Why did they fall away?  Because they did not believe His word.  Jesus said in vs. 35,  "I am the bread of life; he who comes to Me will not hunger, and he who believes in Me will never thirst. But I said to you that you have seen Me, and yet do not believe.”  They believed in what they could see, taste and touch, what seemed good to them.  They did not believe in what they could not physically see, and so failed to appropriate spiritual insight.

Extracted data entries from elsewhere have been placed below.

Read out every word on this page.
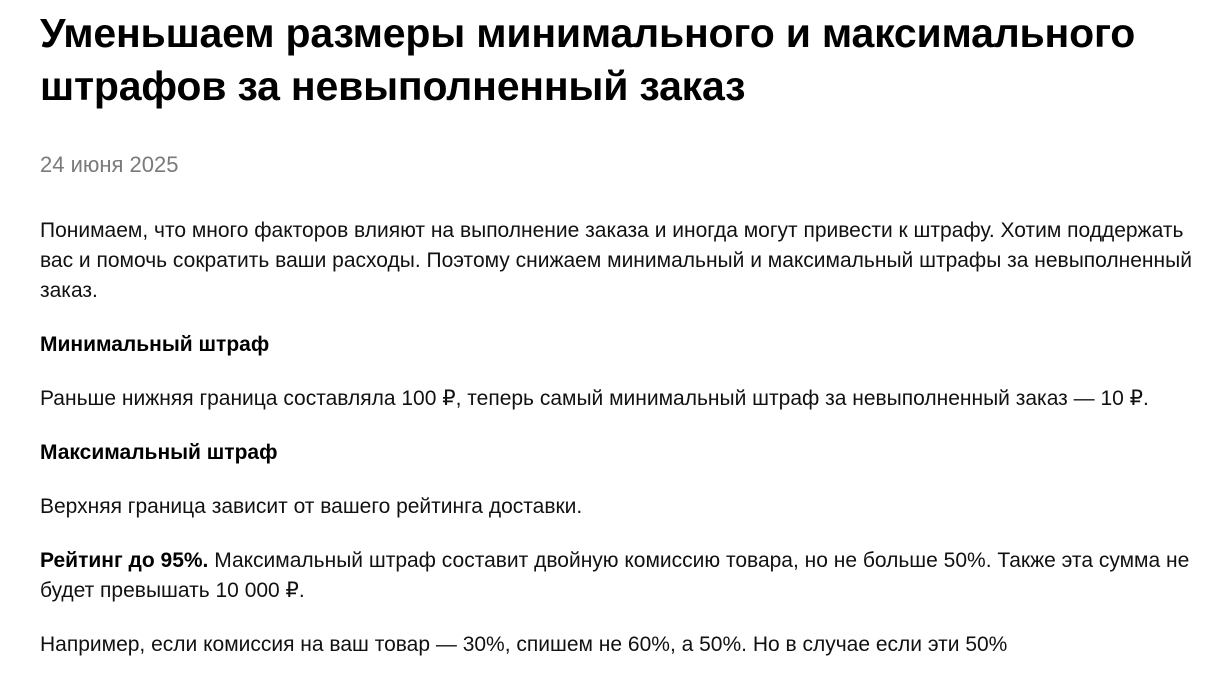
Уменьшаем размеры минимального и максимального штрафов за невыполненный заказ
24 июня 2025

Понимаем, что много факторов влияют на выполнение заказа и иногда могут привести к штрафу. Хотим поддержать вас и помочь сократить ваши расходы. Поэтому снижаем минимальный и максимальный штрафы за невыполненный заказ.

Минимальный штраф

Раньше нижняя граница составляла 100 ₽, теперь самый минимальный штраф за невыполненный заказ — 10 ₽.

Максимальный штраф

Верхняя граница зависит от вашего рейтинга доставки.

Рейтинг до 95%. Максимальный штраф составит двойную комиссию товара, но не больше 50%. Также эта сумма не будет превышать 10 000 ₽.

Например, если комиссия на ваш товар — 30%, спишем не 60%, а 50%. Но в случае если эти 50%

Listen, we are going to continue this sermon of Jesus next week and we will look at all of this in more detail.  But I hope our study today has led you to examine yourself in light of the comparison between the spiritual and the physical.  What is your motivation for following the Lord?  Is it only in hope that He will fulfill your appetite?  Is your appetite for things of this world, for the physical, for the material?  Or do you hunger and thirst after righteousness?  How about your work?  Are you trying to work your way into heaven?  Are you hoping that in the long run your good deeds will outweigh your bad and so God will let you in?  Or is your work faith in what Christ has accomplished for you?  And how about your attitude towards the supernatural?  Have you found yourself trusting or not trusting God based on your efforts to manipulate God to do your will?  And then the ultimate question; have you eaten of the bread of life which satisfies, which saves forever?  If so, then you are truly a disciple of Christ.  But if you are seeking the bread of material gain, and trying to use Christ to fulfill that desire, then I’m afraid that you haven’t yet believed in all that Christ is, and came to be.  He came to be our substitute to pay the penalty for our sins, to be our Savior by His sacrifice, and our Lord and King when we surrender our will to do His will.  I hope that you are not one of those who turns away from the truth of Christ, but believes on Him unto salvation.